2. Doing research online

Relying on the internet to find the right cultivar for your hemp farm is a terrible idea, said Jeff Kostiuk, director of operations for Hemp Genetics International’s Central Region and a longtime producer in Russell, Manitoba, Canada.

“Don’t go to the ‘University of Google,’” he warned.

It’s not just difficult to find solid hemp intelligence online, it’s impossible, because farmers can learn successful hemp cultivation techniques only by growing hemp on their own land, Kostiuk said.

“It takes probably about two to three years to learn how to grow this crop successfully,” he said. “You’re going to want that to be faster, but there’s no way.”

3. Forgetting a water plan

Kayla Haddix

Some hemp producers, especially in the West, fail before they begin because they don’t account for irrigation through the entire season.

Kayla Haddix, a hemp consultant in Loveland, Colorado, and owner of Hippe Hempster, a line of topicals, said improper water planning can lead to a costly unforced error.

“If you go to plant and you’re halfway through your season and you realize that you don’t have enough water on your property, or your water rights only allow you to use X amount of gallons per year, you’re going to be in trouble,” she said.

Hemp farmers are especially susceptible to water errors, Haddix said, because they’re often learning from farmers with so many years of experience that the mentors forget to mention the process for acquiring water.

“A lot of these (hemp farmers) are first-generation farmers, not 10th-generation farmers,” she said. “So we’ve got to teach them to pay attention to the types of things that are often overlooked by people who’ve been doing it for years and years.”

4. Relying on a lab report

Chris Boucher

Seed brokers and clone sellers relish the opportunity to share lab results showing how their varieties perform.

Don’t trust them, warned Chris Boucher, CEO of Farmtiva, a seed breeder in San Diego.

“Don’t look at one lab report,” he said. “Ask them for three lab reports.

“If you’re going to be investing a lot of money, you need as much information as you can get.”

And ask more questions than any lab report can answer – especially where a variety came from.

“Find out where that seed came from,” Boucher said. “They should have a history of how it was developed.

“CBD is an American invention.
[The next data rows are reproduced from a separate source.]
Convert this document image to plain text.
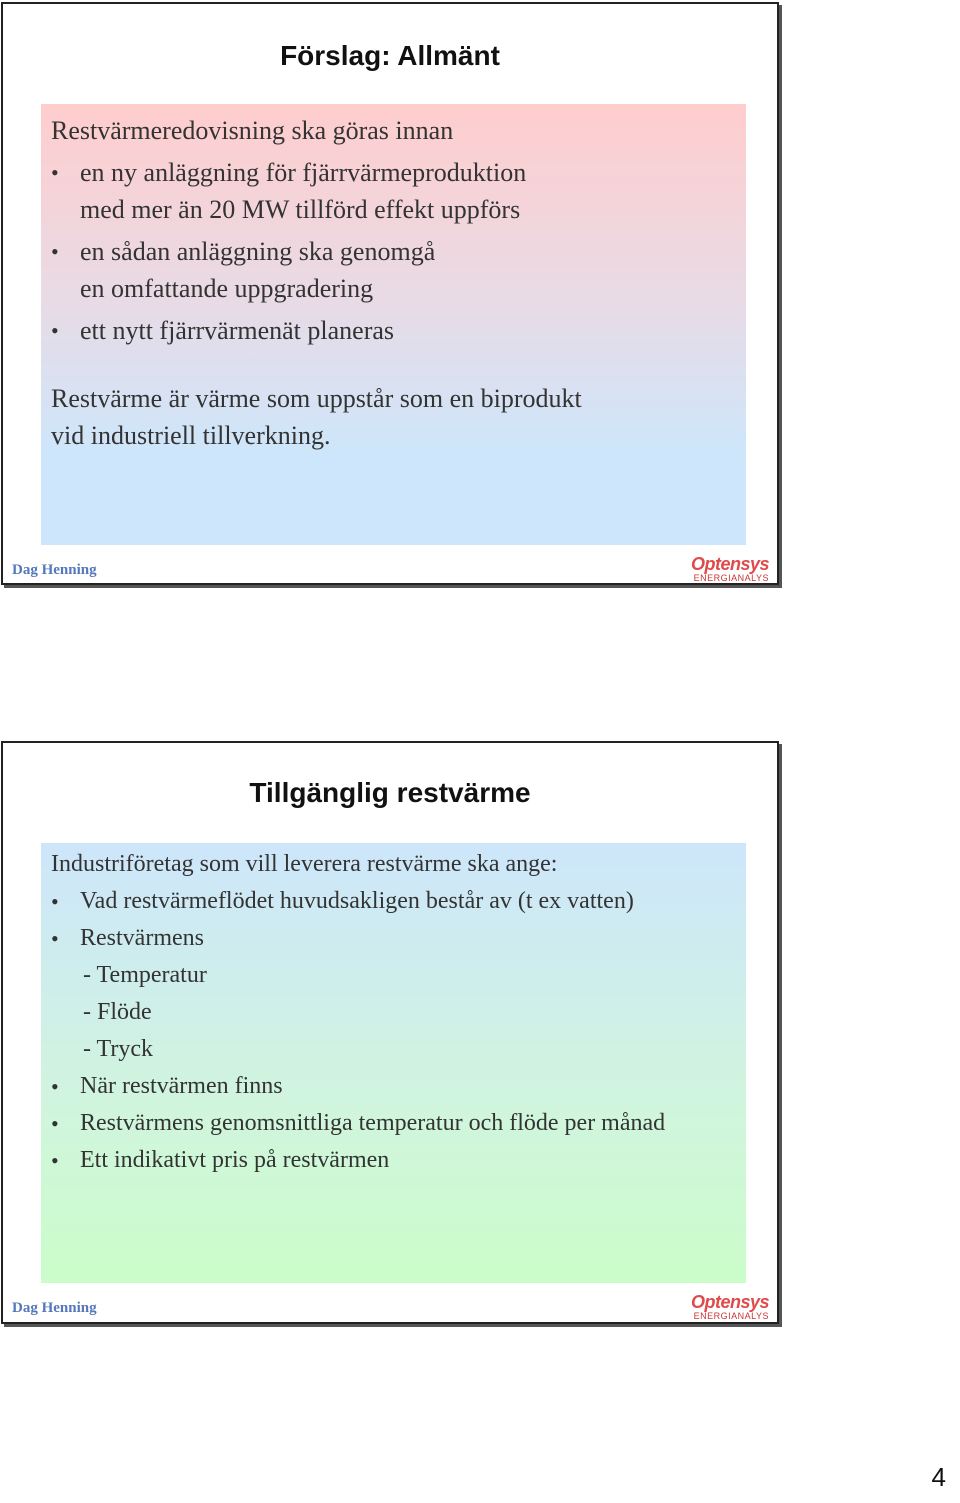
Förslag: Allmänt

Restvärmeredovisning ska göras innan

• en ny anläggning för fjärrvärmeproduktion

med mer än 20 MW tillförd effekt uppförs

• en sådan anläggning ska genomgå

en omfattande uppgradering

• ett nytt fjärrvärmenät planeras

Restvärme är värme som uppstår som en biprodukt

vid industriell tillverkning.

Dag Henning	Optensys
ENERGIANALYS
Tillgänglig restvärme

Industriföretag som vill leverera restvärme ska ange:

• Vad restvärmeflödet huvudsakligen består av (t ex vatten)

• Restvärmens

- Temperatur

- Flöde

- Tryck

• När restvärmen finns

• Restvärmens genomsnittliga temperatur och flöde per månad

• Ett indikativt pris på restvärmen

Dag Henning	Optensys
ENERGIANALYS
4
It’s only about 6, 7 years old at the commercial level. So you’re going to want to understand, ‘Where did you get your seed? How did you breed it?’ … Be really cautious and understand where it came from.”

5. Not testing on your own

Jay Noller

Even vigorous vetting of a variety’s origins and its multiple lab reports are insufficient, said Jay Noller, a soil scientist at Oregon State University and head of the school’s Global Hemp Innovation Center.

“Once you acquire the seeds, run them through a lab yourself,” he advised producers starting a hemp crop.

“Then, once the plant has come up, take that plant and test it again. It’s expensive, but it’s going to give you that (THC-to-CBD) ratio that’s going to give you an indication of whether it’s likely going to run hot. …

“You can test the first or second true leaf of a plant and find out what their ratios are. Those ratios are fixed to the DNA.”